It’s not often we see a straightforward critical review. Like this one:
Toccata Classics claims this to be the first recording devoted to piano music by the Czech-born Viennese composer Egon Kornauth (1891-1959). Judging from most of the works here, we haven’t missed much. By and large, his keyboard style is compulsively chromatic, texturally padded, melodically unmemorable, and sounds vaguely like Korngold–or, more accurately, like vague Korngold.
As an example of how Kornauth tends to wreck good ideas, go to the Intermezzo of the Fünf Klavierstücke Op. 44 from 1940. It opens with a descending unaccompanied line that promises to lead to an interesting destination.

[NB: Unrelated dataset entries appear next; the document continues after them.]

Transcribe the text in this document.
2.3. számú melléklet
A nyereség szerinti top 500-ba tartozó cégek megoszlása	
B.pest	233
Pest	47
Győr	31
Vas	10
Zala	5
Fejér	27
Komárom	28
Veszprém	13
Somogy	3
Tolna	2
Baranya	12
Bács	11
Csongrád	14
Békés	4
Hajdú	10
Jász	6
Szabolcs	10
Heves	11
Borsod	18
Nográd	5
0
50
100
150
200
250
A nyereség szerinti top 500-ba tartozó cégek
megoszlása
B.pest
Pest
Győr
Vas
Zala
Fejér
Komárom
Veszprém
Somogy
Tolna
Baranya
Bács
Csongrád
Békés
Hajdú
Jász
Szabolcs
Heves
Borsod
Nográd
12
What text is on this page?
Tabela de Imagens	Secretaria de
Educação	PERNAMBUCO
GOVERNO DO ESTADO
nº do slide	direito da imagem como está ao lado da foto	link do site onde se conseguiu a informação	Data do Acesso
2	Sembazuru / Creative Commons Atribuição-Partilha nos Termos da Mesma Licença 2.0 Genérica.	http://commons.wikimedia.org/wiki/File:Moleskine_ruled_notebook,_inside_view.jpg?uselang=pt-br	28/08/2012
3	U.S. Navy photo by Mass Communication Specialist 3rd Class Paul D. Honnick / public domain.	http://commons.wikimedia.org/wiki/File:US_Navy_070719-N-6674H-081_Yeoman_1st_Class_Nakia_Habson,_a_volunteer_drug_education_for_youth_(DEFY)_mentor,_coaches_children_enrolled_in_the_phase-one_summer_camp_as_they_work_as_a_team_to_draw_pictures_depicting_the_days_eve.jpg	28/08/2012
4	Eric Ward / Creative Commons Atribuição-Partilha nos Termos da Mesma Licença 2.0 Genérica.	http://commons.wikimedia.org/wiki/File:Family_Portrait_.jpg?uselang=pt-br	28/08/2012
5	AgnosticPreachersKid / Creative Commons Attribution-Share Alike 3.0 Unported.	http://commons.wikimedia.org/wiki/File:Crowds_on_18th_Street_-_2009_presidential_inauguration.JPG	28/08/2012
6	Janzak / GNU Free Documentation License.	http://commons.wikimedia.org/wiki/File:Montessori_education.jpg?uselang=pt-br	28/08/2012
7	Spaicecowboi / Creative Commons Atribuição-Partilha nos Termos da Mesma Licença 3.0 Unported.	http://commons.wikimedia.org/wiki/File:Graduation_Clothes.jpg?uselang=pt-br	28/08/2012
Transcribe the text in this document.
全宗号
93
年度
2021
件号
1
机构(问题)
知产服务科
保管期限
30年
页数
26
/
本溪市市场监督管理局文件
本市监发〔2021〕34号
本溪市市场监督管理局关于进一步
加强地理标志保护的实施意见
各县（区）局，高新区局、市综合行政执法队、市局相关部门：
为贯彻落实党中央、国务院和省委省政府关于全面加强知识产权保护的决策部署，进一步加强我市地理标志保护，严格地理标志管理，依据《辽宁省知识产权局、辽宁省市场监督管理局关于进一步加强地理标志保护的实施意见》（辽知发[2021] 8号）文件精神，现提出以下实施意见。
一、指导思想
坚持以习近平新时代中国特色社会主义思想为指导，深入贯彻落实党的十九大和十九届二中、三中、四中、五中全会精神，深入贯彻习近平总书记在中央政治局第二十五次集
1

Yet once the accompaniment kicks in, the theme immediately loses its point and distinction, as the padding takes over and the composing goes on autopilot. The Waltz from the Kleine Suite also typifies how a strong Kornauth motive dissipates due to relentless modulations that distract more than they divert. The large-scale Phantasie Op. 10 resembles the Alban Berg Sonata’s clear forms and sharply contoured lines after they’ve been inflated with hot air and then exploded onto manuscript paper.
To be fair, Kornauth comes into focus when he straightjackets himself. Take the 1939 Präludium und Passacaglia Op. 43. The Prelude opens with a somber arpeggiated gesture in the lowest register that slowly unfolds as it ascends up the keyboard. A bass pedal-point reinforces the first climax, from which impassioned and fluid counterpoint flow into a full-bodied, unabashedly sentimental section that would do any late-1930s Hollywood film score proud. Similarly, the following Passacaglia’s formal parameters help anchor the music’s Franck-meets-Fauré-meets-Pfitzner-meets-Siegfried Wagner-meets-Medtner-edited by-Korngold twists and turns.